Oleh Ramadhan batubara
Victor Abdullah (Sam Bimbo) penyanyi tenar Malaysia, berkenalan dan saling
jatuh cinta dengan Sandra mahasiswa dan penyanyi Indonesia yang tengah
mengadakan pertunjukan di Malaysia. Victor ternyata adalah Jarot sementara
Sandra adalah Salimah anak-anak pasangan Marto (Koesno Soedjarwadi) dan Ruminah
(Rina Hasyim) yang terpisah sejak kecil karena kapal Marto dam Jarot yang
mengangkut sapi dagangan mereka kandas di Malaysia.
Di atas adalah petikan sinopsi film Semalam di Malaysia dari laman wikipedia.
Semalam di Malaysia adalah film Indonesia yang dirilis pada 1975 yang
disutradarai oleh Nico Pelamonia. Film ini meraih penghargaan Festival Film
Indonesia 1976 untuk sutradara terbaik (Nico Pelamonia) dan pemeran utama
wanita terbaik (Rina Hasyim).
Terus terang, sengaja saya tampilkan petikan di atas untuk kembali
mengingatkan hubungan Indonesia dan Malaysia yang hangat; terkadang panas dan
terkadang dingin. Sebuah hubungan yang sejatinya penuh dinamika. Sebuah
hubungan yang mampu membangkitkan nasionalisme dari sisi dua negara bertetangga
ini.
Soal keakraban, sudah cukup banyak yang terjalin. Mulai dari hubungan
saling menguntungkan seperti tenaga kerja Indonesia, pertukaran pelajar, hingga
impor dan ekspor. Pun soal budaya, selain film Semalam di Malaysia, ada
film lain yang cukup dikenal di zamannya: Isabella. Film ini dirilis
1990 yang disutradarai oleh Marwan Alkatiri serta dibintangi oleh Nia
Zulkarnaen dan Amy Search. Ke bidang musik juga tidak ketinggalan, ingat
program Titian Muhibah? Atau, kolaborasi andal antara musisi Indonesia
dengan Malaysia, Oddie Agam dam Sheila Madjid yang menelurkan Antara Anyer
dan Jakarta.
Masih banyak lagi keterikatan yang indah antara Indonesia Malaysia. Ya, di
sisi lain, tentunya Anda ingat dengan 'Ganyang Malaysia' ala Soekarno dulu.

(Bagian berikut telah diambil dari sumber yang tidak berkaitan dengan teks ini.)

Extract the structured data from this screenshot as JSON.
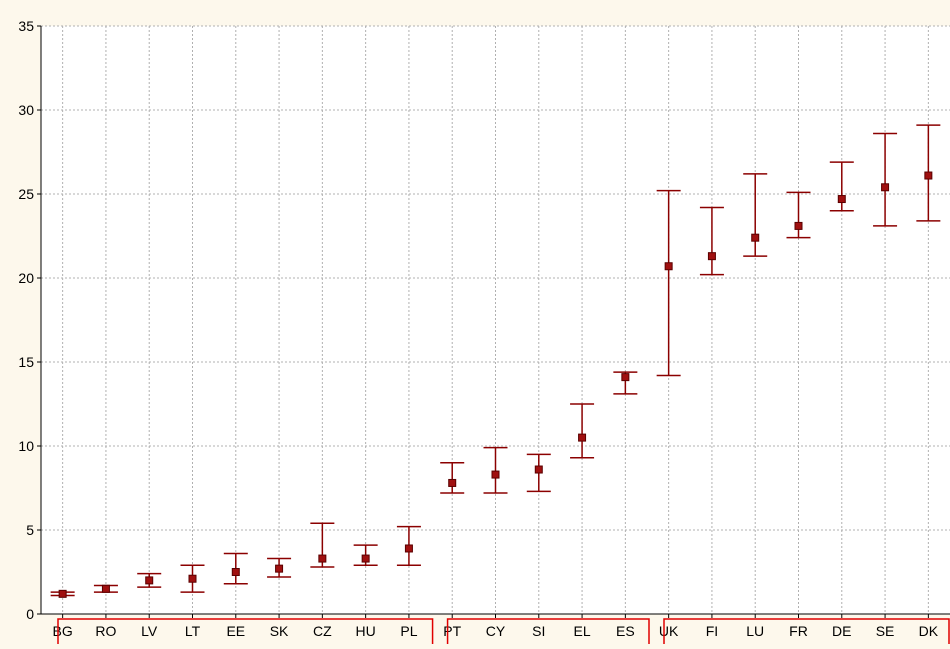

Lalu, bagaimana dengan Sipadan dan Ligitan? Tunggu dulu, masih banyak lagi.
Mari sama-sama kita sebut: Reog Ponorogo, Rasa Sayange, Tari Pendet, fiuh
capek deh kalo mo ngitung.
Dan yang teranyar, Tortor dan Gordang Sambilan.
Kenyataan inilah yang saya anggap sebagai hubungan yang hangat; tidak
dingin dan panas selalu; tarik ulur; malu-malu kucing. Mungkin itulah sebab,
jika tidak bijak bisa silap. Contohnya apa yang dilakukan mahasiswa asal
Malaysia yang sedang belajar di Medan. Gara-gara tertabrak sepeda motornya, dia
pun langsung menghina Indonesia secara umum. Langsung saja warga sekitar lokasi
tabrakan langsung emosi. Terbayang hubungan yang panas dengan Malaysia, mereka
langsung menyerang empat warga negeri jiran tadi. Beruntung, pihak kepolisian
cepat tanggap. Warga Malaysia pun selamat.
Tentunya hal ini mengingatkan pelatih karate Indonesia yang mendapat sial
di Malaysia. Adalah Donald Luther Colopita, Ketua Tim Wasit Indonesia untuk
Kejuaraan Karate Asia, dikeroyok empat polisi Malaysia pada Minggu 26 Agustus
2007 lalu, di sela-sela kejuaraan bertaraf internasional di Negeri Sembilan,
Malaysia. Ingat, dikeroyok polisi! Bandingakan dengan polisi yang menyelamatkan
empat mahasiswa Malaysia yang telah menghina Indonesia.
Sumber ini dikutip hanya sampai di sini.